Malta Participation Exemption
Malta Participation Exemption when a Maltese company holds shares in another entity qualifying as a Participating Holding can be exempt from Malta tax on dividends received, and potential capital gains arising on the sale of shares.
Participating Holding is found when a Maltese company holds equity shares in another entity, and the Maltese company satisfies the below criteria:
- Holds directly at least 5% of the equity shares of another entity such as a company, body of persons or CIS. The 5% must confer the right to at least two out of the following three equity rights:
- the voting rights,
- the dividend rights
- the rights to assets on a winding-up of the equity shares; or
- Is an equity shareholder in another entity and is entitled to either sit on the Board or appoint a person to sit on the Board of the other entity; or
- Is an equity shareholder investing at least €1,164,000 (or the equivalent sum in a foreign currency) for an uninterrupted period of not less than 183 days in another entity; or
- Is an equity shareholder and is entitled to, at its option, call for and acquire the entire balance of the equity shares not held by it; or
- Is an equity shareholder and is entitled to the first refusal in the event of proposed disposal, redemption or cancellation of all the equity shares; or
- Is holding shares for the furtherance of its own business, and the holding is not held as trading stock for trade.
No Withholding Tax on Dividends Distributed
No Malta tax is generally withheld on the payment of dividends by a Maltese registered company to its shareholders, regardless of whether the shareholders are a resident or a non-resident in Malta.
No Capital Gains Tax on the Disposal fo Shares
Capital gains received by a non-resident shareholder upon disposal of shares in the Malta Company are usually exempt from Malta tax.
No Tax Upon Acquiring Shares in Subsidiaries
Acquiring shares in a subsidiary would not generate any Malta tax regardless as to whether the shares are obtained via a rights issue or a share transfer.
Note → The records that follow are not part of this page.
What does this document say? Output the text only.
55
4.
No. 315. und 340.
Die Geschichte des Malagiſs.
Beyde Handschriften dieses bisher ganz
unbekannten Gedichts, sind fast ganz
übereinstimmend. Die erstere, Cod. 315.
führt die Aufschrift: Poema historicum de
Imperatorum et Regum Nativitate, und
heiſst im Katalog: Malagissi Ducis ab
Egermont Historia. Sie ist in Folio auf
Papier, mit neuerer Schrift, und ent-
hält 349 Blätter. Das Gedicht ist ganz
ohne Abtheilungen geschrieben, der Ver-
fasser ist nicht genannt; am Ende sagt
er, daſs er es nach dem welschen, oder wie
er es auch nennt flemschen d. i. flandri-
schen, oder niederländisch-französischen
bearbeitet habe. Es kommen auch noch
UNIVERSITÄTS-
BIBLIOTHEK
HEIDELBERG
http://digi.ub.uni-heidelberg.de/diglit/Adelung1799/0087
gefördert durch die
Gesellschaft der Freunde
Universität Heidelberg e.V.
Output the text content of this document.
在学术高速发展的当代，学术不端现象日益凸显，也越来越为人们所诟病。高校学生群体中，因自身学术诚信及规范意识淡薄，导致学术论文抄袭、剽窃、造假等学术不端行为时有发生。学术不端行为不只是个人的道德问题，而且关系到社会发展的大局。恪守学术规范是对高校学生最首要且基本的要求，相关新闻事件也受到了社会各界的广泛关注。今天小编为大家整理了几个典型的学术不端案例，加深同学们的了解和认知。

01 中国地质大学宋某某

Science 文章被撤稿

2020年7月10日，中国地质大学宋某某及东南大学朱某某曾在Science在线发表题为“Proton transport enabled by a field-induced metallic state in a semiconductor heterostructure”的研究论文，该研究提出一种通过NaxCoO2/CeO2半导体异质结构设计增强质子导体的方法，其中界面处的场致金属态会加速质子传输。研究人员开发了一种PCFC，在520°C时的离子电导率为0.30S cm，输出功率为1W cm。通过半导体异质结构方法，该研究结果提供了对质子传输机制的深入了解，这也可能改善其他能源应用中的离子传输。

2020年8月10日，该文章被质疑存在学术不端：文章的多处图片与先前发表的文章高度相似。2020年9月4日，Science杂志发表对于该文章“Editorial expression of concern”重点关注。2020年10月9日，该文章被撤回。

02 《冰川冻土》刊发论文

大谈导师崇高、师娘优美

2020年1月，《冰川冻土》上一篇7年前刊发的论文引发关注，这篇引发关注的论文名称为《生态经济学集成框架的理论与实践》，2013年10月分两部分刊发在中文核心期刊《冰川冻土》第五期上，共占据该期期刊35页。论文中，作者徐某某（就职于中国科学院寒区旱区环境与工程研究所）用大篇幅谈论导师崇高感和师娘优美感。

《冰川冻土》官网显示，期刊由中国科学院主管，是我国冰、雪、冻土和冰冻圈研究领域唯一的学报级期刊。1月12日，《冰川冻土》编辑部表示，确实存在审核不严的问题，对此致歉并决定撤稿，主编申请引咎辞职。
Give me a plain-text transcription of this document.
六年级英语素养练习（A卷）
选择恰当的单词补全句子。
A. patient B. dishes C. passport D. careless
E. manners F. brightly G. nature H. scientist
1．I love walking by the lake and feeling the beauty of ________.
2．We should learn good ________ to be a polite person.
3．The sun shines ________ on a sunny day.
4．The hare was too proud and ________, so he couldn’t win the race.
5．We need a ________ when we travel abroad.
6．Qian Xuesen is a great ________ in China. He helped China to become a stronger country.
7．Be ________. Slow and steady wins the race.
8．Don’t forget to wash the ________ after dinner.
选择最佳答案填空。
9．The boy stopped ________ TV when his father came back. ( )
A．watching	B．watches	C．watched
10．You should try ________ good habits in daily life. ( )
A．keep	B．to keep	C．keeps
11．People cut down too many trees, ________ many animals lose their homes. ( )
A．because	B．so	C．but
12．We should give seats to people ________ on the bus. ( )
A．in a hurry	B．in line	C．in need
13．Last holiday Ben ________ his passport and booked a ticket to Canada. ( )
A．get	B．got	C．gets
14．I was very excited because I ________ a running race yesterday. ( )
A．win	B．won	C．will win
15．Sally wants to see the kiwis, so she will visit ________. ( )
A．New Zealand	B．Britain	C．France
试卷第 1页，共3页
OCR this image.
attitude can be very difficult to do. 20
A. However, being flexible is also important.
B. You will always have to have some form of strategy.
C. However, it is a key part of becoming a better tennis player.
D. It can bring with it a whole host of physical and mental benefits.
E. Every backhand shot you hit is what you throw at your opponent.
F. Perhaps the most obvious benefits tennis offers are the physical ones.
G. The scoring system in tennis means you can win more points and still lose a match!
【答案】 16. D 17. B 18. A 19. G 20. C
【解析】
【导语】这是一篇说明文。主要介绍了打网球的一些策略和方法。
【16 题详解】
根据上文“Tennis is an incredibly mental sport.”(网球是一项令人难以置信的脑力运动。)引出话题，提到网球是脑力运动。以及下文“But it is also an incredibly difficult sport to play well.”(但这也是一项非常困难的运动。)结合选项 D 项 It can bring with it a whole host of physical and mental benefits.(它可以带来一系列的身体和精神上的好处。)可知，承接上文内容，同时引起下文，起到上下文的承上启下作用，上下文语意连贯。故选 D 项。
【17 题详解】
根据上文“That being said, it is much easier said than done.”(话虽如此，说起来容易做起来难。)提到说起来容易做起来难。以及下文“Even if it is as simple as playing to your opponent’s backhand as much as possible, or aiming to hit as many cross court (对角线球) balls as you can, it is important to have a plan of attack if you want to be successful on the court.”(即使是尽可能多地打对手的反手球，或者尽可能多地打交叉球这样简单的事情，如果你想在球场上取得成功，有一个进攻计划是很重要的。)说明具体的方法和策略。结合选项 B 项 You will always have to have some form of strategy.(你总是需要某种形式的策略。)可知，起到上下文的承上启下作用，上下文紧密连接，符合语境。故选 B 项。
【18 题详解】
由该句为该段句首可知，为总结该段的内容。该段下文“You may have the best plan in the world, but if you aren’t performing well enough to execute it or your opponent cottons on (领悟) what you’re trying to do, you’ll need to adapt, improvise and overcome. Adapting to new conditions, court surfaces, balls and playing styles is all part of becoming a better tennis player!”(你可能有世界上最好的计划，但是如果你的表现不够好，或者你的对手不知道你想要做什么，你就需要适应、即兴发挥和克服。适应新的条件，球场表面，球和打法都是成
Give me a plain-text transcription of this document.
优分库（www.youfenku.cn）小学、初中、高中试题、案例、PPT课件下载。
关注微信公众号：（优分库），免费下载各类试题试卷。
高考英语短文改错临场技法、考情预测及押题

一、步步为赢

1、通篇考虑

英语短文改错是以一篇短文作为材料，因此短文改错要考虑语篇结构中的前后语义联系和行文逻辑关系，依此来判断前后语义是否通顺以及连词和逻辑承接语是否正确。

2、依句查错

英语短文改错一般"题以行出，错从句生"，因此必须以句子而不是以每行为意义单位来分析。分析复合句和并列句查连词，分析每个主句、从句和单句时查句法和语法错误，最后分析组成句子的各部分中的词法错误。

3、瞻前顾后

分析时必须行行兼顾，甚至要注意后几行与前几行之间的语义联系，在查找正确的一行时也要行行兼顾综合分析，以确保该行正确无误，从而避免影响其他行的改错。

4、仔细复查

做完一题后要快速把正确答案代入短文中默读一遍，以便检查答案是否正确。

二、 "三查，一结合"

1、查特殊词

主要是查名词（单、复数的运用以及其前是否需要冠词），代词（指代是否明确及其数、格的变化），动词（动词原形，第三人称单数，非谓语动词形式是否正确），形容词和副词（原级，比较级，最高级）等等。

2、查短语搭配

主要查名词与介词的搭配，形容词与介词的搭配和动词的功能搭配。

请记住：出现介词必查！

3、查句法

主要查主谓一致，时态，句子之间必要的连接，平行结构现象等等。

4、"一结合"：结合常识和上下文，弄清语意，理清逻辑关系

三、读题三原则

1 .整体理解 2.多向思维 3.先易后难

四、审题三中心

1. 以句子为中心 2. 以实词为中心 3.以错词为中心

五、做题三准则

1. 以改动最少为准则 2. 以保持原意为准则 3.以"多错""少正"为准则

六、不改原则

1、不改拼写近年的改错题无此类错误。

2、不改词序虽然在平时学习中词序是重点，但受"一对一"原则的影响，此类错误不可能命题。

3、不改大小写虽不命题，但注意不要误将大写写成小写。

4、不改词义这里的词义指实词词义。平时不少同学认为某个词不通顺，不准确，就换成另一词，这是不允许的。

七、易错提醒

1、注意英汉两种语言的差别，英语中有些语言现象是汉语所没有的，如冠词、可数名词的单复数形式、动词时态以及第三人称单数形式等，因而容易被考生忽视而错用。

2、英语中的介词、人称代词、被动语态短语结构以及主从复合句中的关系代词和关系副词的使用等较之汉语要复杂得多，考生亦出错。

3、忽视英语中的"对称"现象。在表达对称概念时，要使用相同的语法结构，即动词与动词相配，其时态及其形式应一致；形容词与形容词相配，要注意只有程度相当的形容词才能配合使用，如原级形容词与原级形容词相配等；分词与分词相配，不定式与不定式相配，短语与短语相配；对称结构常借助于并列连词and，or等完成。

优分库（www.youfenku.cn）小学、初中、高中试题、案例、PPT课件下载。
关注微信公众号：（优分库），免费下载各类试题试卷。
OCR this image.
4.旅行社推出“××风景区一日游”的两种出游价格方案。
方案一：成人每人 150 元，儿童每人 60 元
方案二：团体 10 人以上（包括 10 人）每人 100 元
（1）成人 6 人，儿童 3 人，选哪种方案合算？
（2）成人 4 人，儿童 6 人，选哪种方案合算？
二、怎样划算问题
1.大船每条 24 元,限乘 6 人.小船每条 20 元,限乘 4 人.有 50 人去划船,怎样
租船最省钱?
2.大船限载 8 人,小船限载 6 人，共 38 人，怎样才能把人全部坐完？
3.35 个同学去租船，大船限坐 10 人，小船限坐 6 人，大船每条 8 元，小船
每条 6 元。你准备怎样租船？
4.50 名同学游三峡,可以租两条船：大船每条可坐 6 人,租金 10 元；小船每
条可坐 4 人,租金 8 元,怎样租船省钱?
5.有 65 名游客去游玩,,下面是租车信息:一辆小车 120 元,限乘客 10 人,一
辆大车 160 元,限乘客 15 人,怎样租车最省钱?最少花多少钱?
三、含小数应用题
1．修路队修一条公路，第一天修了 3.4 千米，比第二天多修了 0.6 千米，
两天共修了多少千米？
As Malta is a member of the EU, you can benefit from EU directives put in place.
- EU Parent-Subsidiary Directive – Dividends paid to a Maltese company by an EU subsidiary are not subject to a withholding tax. Moreover, this prevents the double taxation of parent companies on the profits derived from their subsidiaries
- EU Interest and Royalties Directive – Interest and royalties paid to Maltese company by an EU associated company are not subject to withholding tax.
- EU Mergers Directive – The Directive facilitates mergers between companies established in EU countries.
Intellectual Property (IP) and Royalty Structures
Setting up an IP and royalty structure in Malta maximises any potential future earnings. Any income earnt through the use of your intellectual property can benefit from Malta’s tax refund system as well as the participation exemption scheme.
The Maltese tax regime does not contain thin capitalisation rules.